すでに「聖化されている」のではなく、「聖化へといたる」のであるから、「聖化される」のは未来の出来事である。
しかし、NWTでは、「神に対する奴隷となったので、神聖さの面で自分の実を得ており」となっている。すでにキリスト信者となり、神の奴隷となったのであるから、神聖さに関する自分の実をその時点で得ており、最終的には永遠の命が保証されている、とも読めるものとなっている。
原文の「聖化へといたる」を「実」ではなく「持っている」にかけて、「あなた方の実を持って聖化へといたる」とすることもできる。しかし意味に大差ない。
いずれにせよ、「実を持っている」のは現在のことであるが、「聖化」は現在のことではなく、未来の最終的な救済を指す。ここでは「聖化」と「永遠の生命」は同義語として使っている。従って「究極」(telos)とは、「あなた方が現在持っている実」が究極に至ったところ、という意味である。
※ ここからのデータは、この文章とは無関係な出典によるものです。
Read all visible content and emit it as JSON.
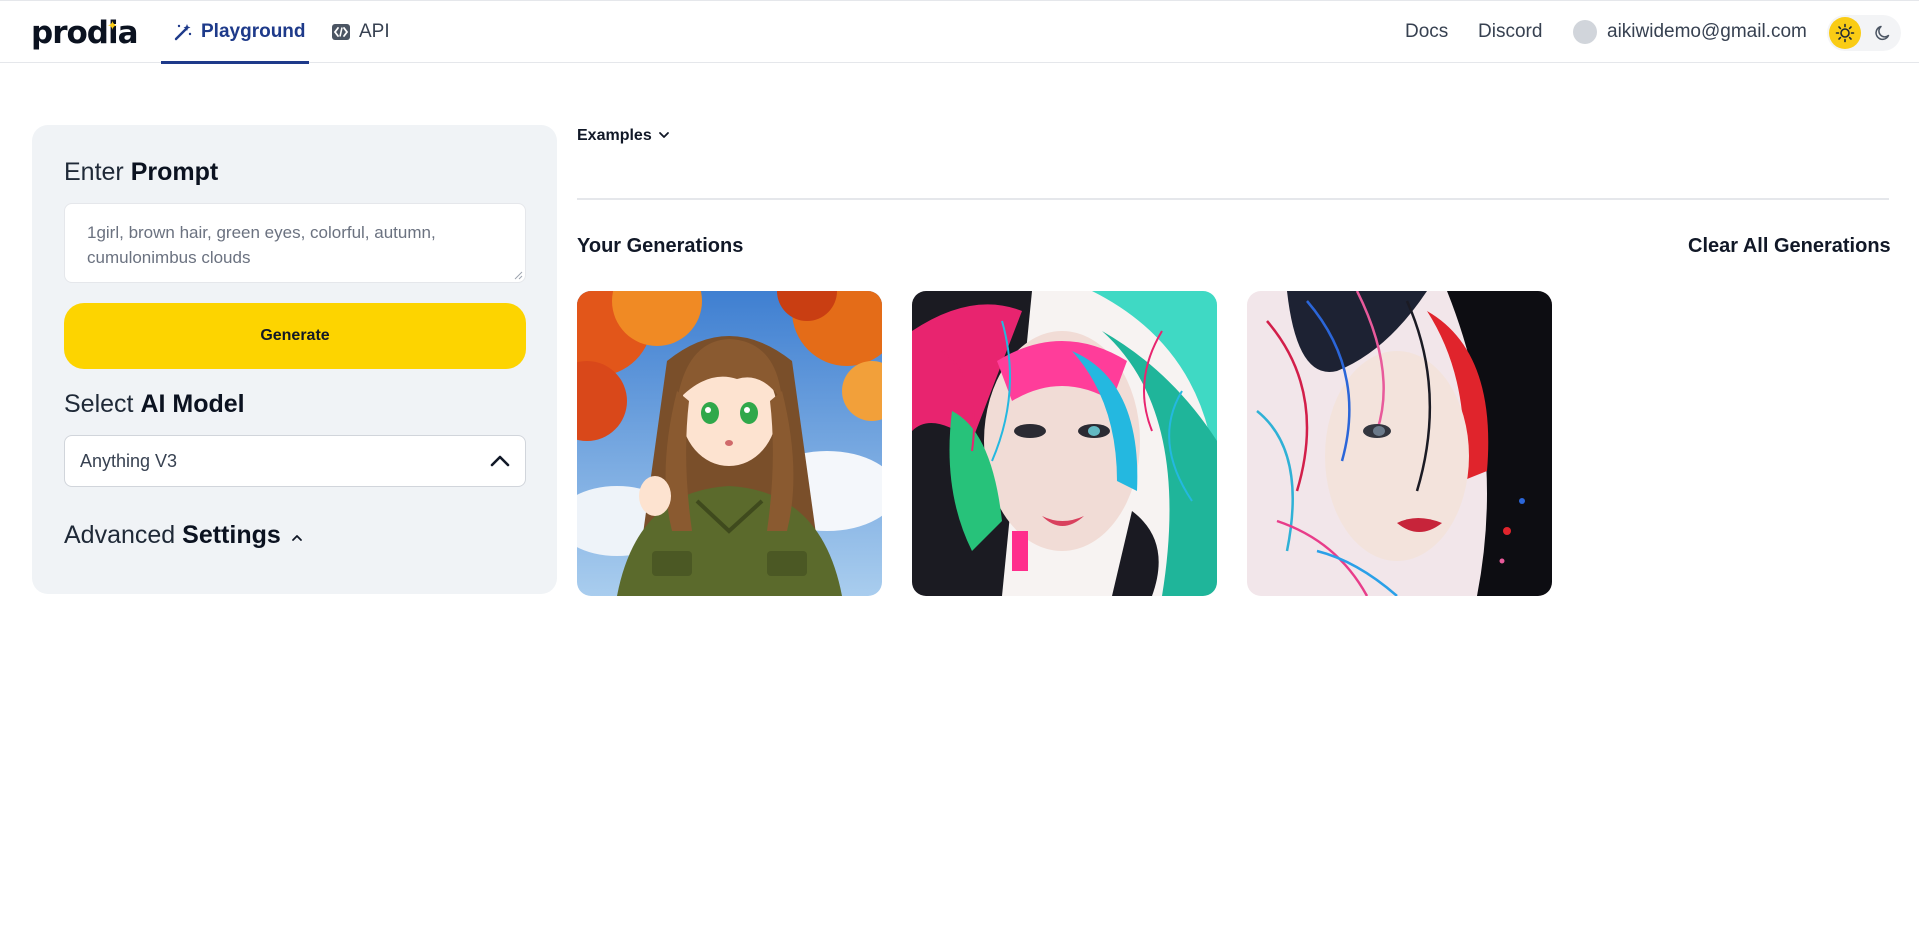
{
  "nav": {
    "logo": "prodia",
    "tabs": [
      {
        "label": "Playground",
        "icon": "magic-wand-icon"
      },
      {
        "label": "API",
        "icon": "code-icon"
      }
    ],
    "links": {
      "docs": "Docs",
      "discord": "Discord"
    },
    "user_email": "aikiwidemo@gmail.com",
    "theme": {
      "active": "light",
      "icons": [
        "sun-icon",
        "moon-icon"
      ]
    }
  },
  "prompt_panel": {
    "prompt_label_light": "Enter",
    "prompt_label_bold": "Prompt",
    "prompt_placeholder": "1girl, brown hair, green eyes, colorful, autumn, cumulonimbus clouds",
    "generate_label": "Generate",
    "model_label_light": "Select",
    "model_label_bold": "AI Model",
    "model_value": "Anything V3",
    "advanced_label_light": "Advanced",
    "advanced_label_bold": "Settings"
  },
  "main": {
    "examples_label": "Examples",
    "generations_title": "Your Generations",
    "clear_label": "Clear All Generations",
    "images": [
      {
        "subject": "anime girl with brown hair and green eyes, autumn leaves, clouds"
      },
      {
        "subject": "woman face with colorful paint splashes"
      },
      {
        "subject": "woman face with colorful ink splatter"
      }
    ]
  },
  "colors": {
    "accent_yellow": "#fdd400",
    "nav_active": "#1e3a8a",
    "panel_bg": "#f0f3f6"
  }
}
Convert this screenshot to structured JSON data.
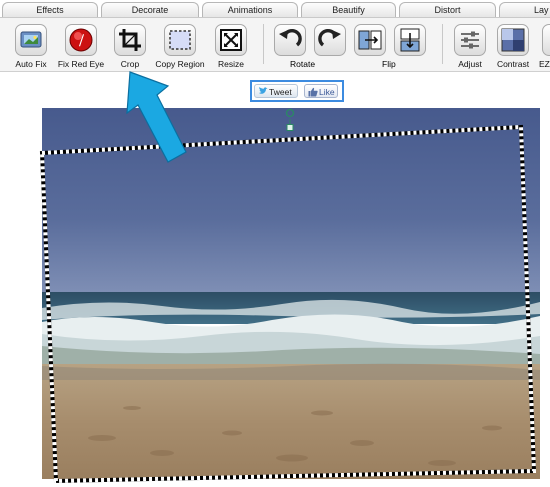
{
  "tabs": [
    "Effects",
    "Decorate",
    "Animations",
    "Beautify",
    "Distort",
    "Lay"
  ],
  "tools": {
    "auto_fix": "Auto Fix",
    "fix_red_eye": "Fix Red Eye",
    "crop": "Crop",
    "copy_region": "Copy Region",
    "resize": "Resize",
    "adjust": "Adjust",
    "contrast": "Contrast",
    "ez": "EZ"
  },
  "groups": {
    "rotate": "Rotate",
    "flip": "Flip"
  },
  "social": {
    "tweet": "Tweet",
    "like": "Like"
  },
  "colors": {
    "arrow": "#1ba8e2",
    "social_border": "#3c8be0",
    "red_eye": "#cc1111"
  }
}
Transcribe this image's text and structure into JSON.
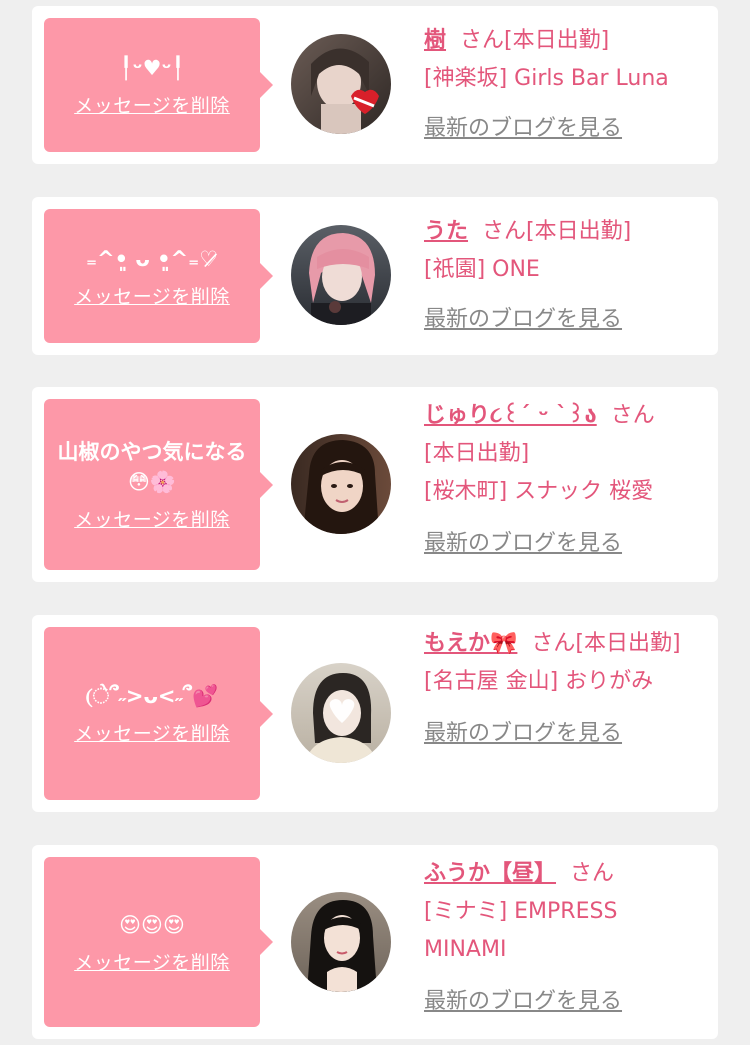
{
  "delete_label": "メッセージを削除",
  "blog_label": "最新のブログを見る",
  "honorific": "さん",
  "accent_color": "#e3567b",
  "bubble_color": "#fd98a8",
  "cards": [
    {
      "message": "╿ᵕ♥ᵕ╿",
      "name": "樹",
      "status": "[本日出勤]",
      "shop": "[神楽坂] Girls Bar Luna"
    },
    {
      "message": "₌^•͈ ᴗ •͈^₌♡̷",
      "name": "うた",
      "status": "[本日出勤]",
      "shop": "[祇園] ONE"
    },
    {
      "message": "山椒のやつ気になる😳🌸",
      "name": "じゅり૮꒰ˊ ᵕ ˋ꒱ა",
      "status": "[本日出勤]",
      "shop": "[桜木町] スナック 桜愛"
    },
    {
      "message": "(ે՞˶>ᴗ<˶՞💕",
      "name": "もえか🎀",
      "status": "[本日出勤]",
      "shop": "[名古屋 金山] おりがみ"
    },
    {
      "message": "😍😍😍",
      "name": "ふうか【昼】",
      "status": "",
      "shop": "[ミナミ] EMPRESS MINAMI"
    }
  ]
}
原文の「神聖さの面で自分の実を得ており」は、echete ton karpon humon eis hagiasmon 。
KI=you-are-having the fruit of-you into holinessと訳している。
英訳=YOU are having YOUR fruit in the way of holinessとした。eisをinと訳しているだけでなく、原文のtyposをwayという語にして、現在でも「聖なる道(様式)」を歩んでいることになっている。
eisは出発点ではなく、到着点を示す前置詞。最終的に「聖」に至るのであって、現在「聖なる状態にある」と言っているわけではない。統治体としては、自分たちは「神聖さの面で自分の実を得ている」つまり、「義と宣せられた」「聖霊を注がれている」状態にあると思っているのだろうが、原文では生きているうちに「聖化」されている人間が存在しているとは考えていない。
原文から読み解くと、どうやら神は、「聖書」の聖化や「聖人」の聖化にも全く関与していないようである。「正典」による「聖化」や特定の人物を「聖化」することは、「聖化」されたい人たちによる「肉の業」であり、神とは無関係の「業」のようだ。
それでも、聖霊によって油注がれた者たちである(聖化されている)と自己申告する人たちに従いたいなら、どうぞご自由に。
それも自分で選んだ自己責任による信仰なのでしょう。